Note that \((a_n)_n\) is a computable sequence because the possible \(\sigma \) should satisfy \(|\sigma |\le n\) by the convention. Furthermore,

$$\begin{aligned} \sum _n a_n=\sum _{\sigma \in \mathrm {dom}(U)}2^{-|\sigma |}<1. \end{aligned}$$

Then, by Theorem 4.3, there exists a computable measure \(\nu \) such that \(\nu (\overline{A_n}|A_{<n})\) m-dominates \((a_n)_n\).

Suppose that there exists a decreasing computable \((b_n)_n\) such that \(b_n\rightarrow 0\) as \(n\rightarrow \infty \) and \((b_n)_n\) m-dominates \(\nu (\overline{A_n}|A_{<n})\). Then, \((b_n)_n\) also m-dominates \((a_n)_n\), and let \(C\in \omega \) such that \(a_n\le 2^C b_n\) for all n.

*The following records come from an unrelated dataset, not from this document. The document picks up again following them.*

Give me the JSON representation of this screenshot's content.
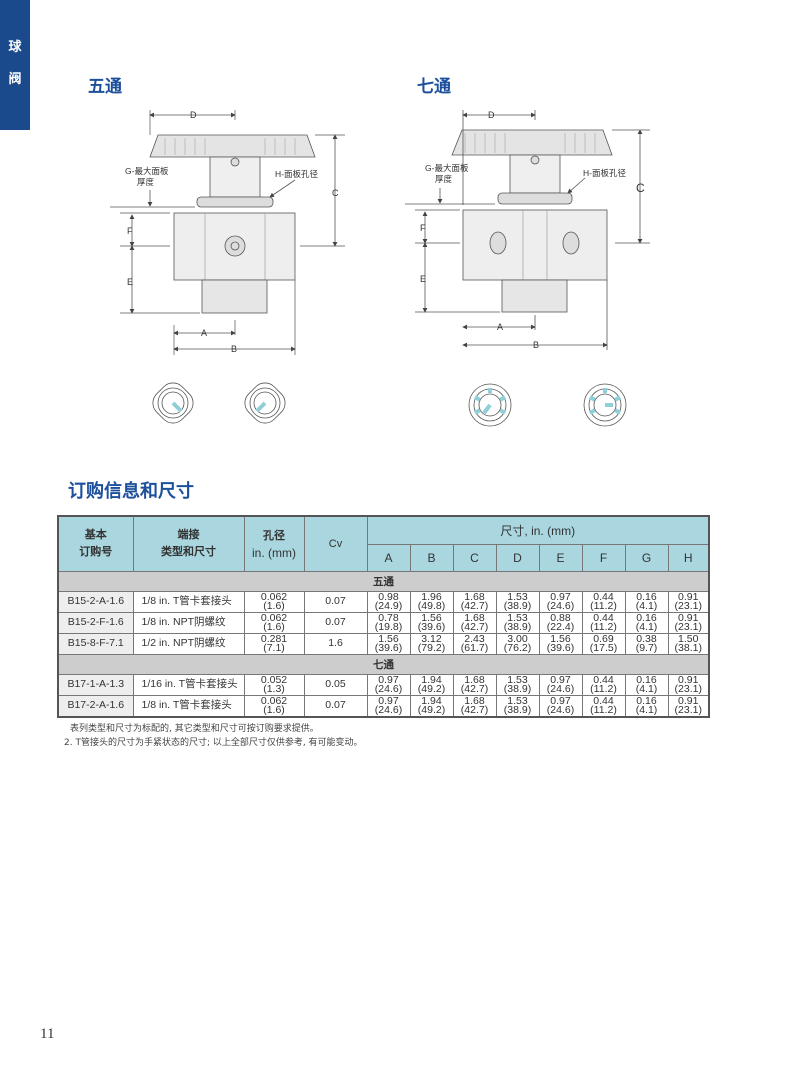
{
  "sidebar_tab": {
    "line1": "球",
    "line2": "阀",
    "color": "#1a4a8c"
  },
  "diagrams": [
    {
      "title": "五通",
      "labels": {
        "d": "D",
        "c": "C",
        "f": "F",
        "e": "E",
        "a": "A",
        "b": "B",
        "g1": "G-最大面板",
        "g2": "厚度",
        "h": "H-面板孔径"
      }
    },
    {
      "title": "七通",
      "labels": {
        "d": "D",
        "c": "C",
        "f": "F",
        "e": "E",
        "a": "A",
        "b": "B",
        "g1": "G-最大面板",
        "g2": "厚度",
        "h": "H-面板孔径"
      }
    }
  ],
  "section_title": "订购信息和尺寸",
  "table": {
    "headers": {
      "order_no_1": "基本",
      "order_no_2": "订购号",
      "end_1": "端接",
      "end_2": "类型和尺寸",
      "orifice_1": "孔径",
      "orifice_2": "in. (mm)",
      "cv": "Cv",
      "dims": "尺寸, in. (mm)",
      "dim_cols": [
        "A",
        "B",
        "C",
        "D",
        "E",
        "F",
        "G",
        "H"
      ]
    },
    "header_color": "#a9d6df",
    "groups": [
      {
        "name": "五通",
        "rows": [
          {
            "code": "B15-2-A-1.6",
            "end": "1/8 in. T管卡套接头",
            "orifice": [
              "0.062",
              "(1.6)"
            ],
            "cv": "0.07",
            "dims": [
              [
                "0.98",
                "(24.9)"
              ],
              [
                "1.96",
                "(49.8)"
              ],
              [
                "1.68",
                "(42.7)"
              ],
              [
                "1.53",
                "(38.9)"
              ],
              [
                "0.97",
                "(24.6)"
              ],
              [
                "0.44",
                "(11.2)"
              ],
              [
                "0.16",
                "(4.1)"
              ],
              [
                "0.91",
                "(23.1)"
              ]
            ]
          },
          {
            "code": "B15-2-F-1.6",
            "end": "1/8 in. NPT阴螺纹",
            "orifice": [
              "0.062",
              "(1.6)"
            ],
            "cv": "0.07",
            "dims": [
              [
                "0.78",
                "(19.8)"
              ],
              [
                "1.56",
                "(39.6)"
              ],
              [
                "1.68",
                "(42.7)"
              ],
              [
                "1.53",
                "(38.9)"
              ],
              [
                "0.88",
                "(22.4)"
              ],
              [
                "0.44",
                "(11.2)"
              ],
              [
                "0.16",
                "(4.1)"
              ],
              [
                "0.91",
                "(23.1)"
              ]
            ]
          },
          {
            "code": "B15-8-F-7.1",
            "end": "1/2 in. NPT阴螺纹",
            "orifice": [
              "0.281",
              "(7.1)"
            ],
            "cv": "1.6",
            "dims": [
              [
                "1.56",
                "(39.6)"
              ],
              [
                "3.12",
                "(79.2)"
              ],
              [
                "2.43",
                "(61.7)"
              ],
              [
                "3.00",
                "(76.2)"
              ],
              [
                "1.56",
                "(39.6)"
              ],
              [
                "0.69",
                "(17.5)"
              ],
              [
                "0.38",
                "(9.7)"
              ],
              [
                "1.50",
                "(38.1)"
              ]
            ]
          }
        ]
      },
      {
        "name": "七通",
        "rows": [
          {
            "code": "B17-1-A-1.3",
            "end": "1/16 in. T管卡套接头",
            "orifice": [
              "0.052",
              "(1.3)"
            ],
            "cv": "0.05",
            "dims": [
              [
                "0.97",
                "(24.6)"
              ],
              [
                "1.94",
                "(49.2)"
              ],
              [
                "1.68",
                "(42.7)"
              ],
              [
                "1.53",
                "(38.9)"
              ],
              [
                "0.97",
                "(24.6)"
              ],
              [
                "0.44",
                "(11.2)"
              ],
              [
                "0.16",
                "(4.1)"
              ],
              [
                "0.91",
                "(23.1)"
              ]
            ]
          },
          {
            "code": "B17-2-A-1.6",
            "end": "1/8 in. T管卡套接头",
            "orifice": [
              "0.062",
              "(1.6)"
            ],
            "cv": "0.07",
            "dims": [
              [
                "0.97",
                "(24.6)"
              ],
              [
                "1.94",
                "(49.2)"
              ],
              [
                "1.68",
                "(42.7)"
              ],
              [
                "1.53",
                "(38.9)"
              ],
              [
                "0.97",
                "(24.6)"
              ],
              [
                "0.44",
                "(11.2)"
              ],
              [
                "0.16",
                "(4.1)"
              ],
              [
                "0.91",
                "(23.1)"
              ]
            ]
          }
        ]
      }
    ]
  },
  "notes": [
    "表列类型和尺寸为标配的, 其它类型和尺寸可按订购要求提供。",
    "2. T管接头的尺寸为手紧状态的尺寸; 以上全部尺寸仅供参考, 有可能变动。"
  ],
  "page_number": "11"
}
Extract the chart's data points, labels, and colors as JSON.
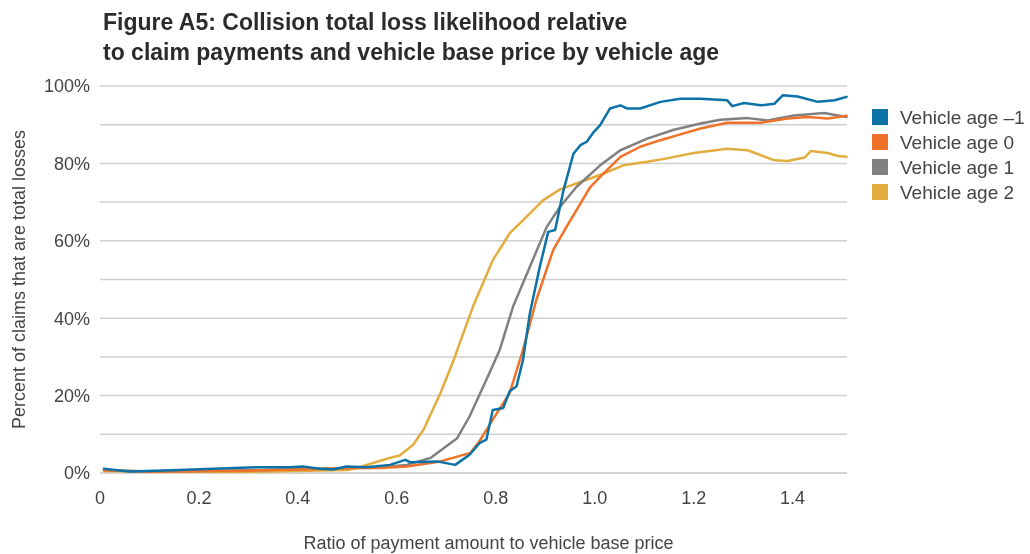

For each \(\sigma \), search the least \(n\in \omega \) such that \(b_n<2^{-|\sigma |-C}\). If \(U(\sigma )[n]\uparrow \) and \(U(\sigma )[s]\downarrow \) for some \(s>n\), then \(a_s\ge 2^{-|\sigma |}\) by the definition of \((a_n)_n\), and

$$\begin{aligned} a_s\le 2^C b_s \le 2^C b_n<2^{-|\sigma |}, \end{aligned}$$

which is a contradiction. Thus, \(U(\sigma )\downarrow \) if and only if \(U(\sigma )[n]\downarrow \). Since n is computable from \(\sigma \) uniformly, this means that the halting problem is computable, which is a contradiction. Hence, such \((b_n)_n\) does not exist. \(\square \)

It may be interesting to compare the above result to Laplace’s answer to the sunrise problem. The answer \(\frac{n}{n+1}\) is slightly slower than (5). Theorem 4.4 means that all sufficiently general prediction violates Nicod’s criterion as the usual Solomonoff induction does [5].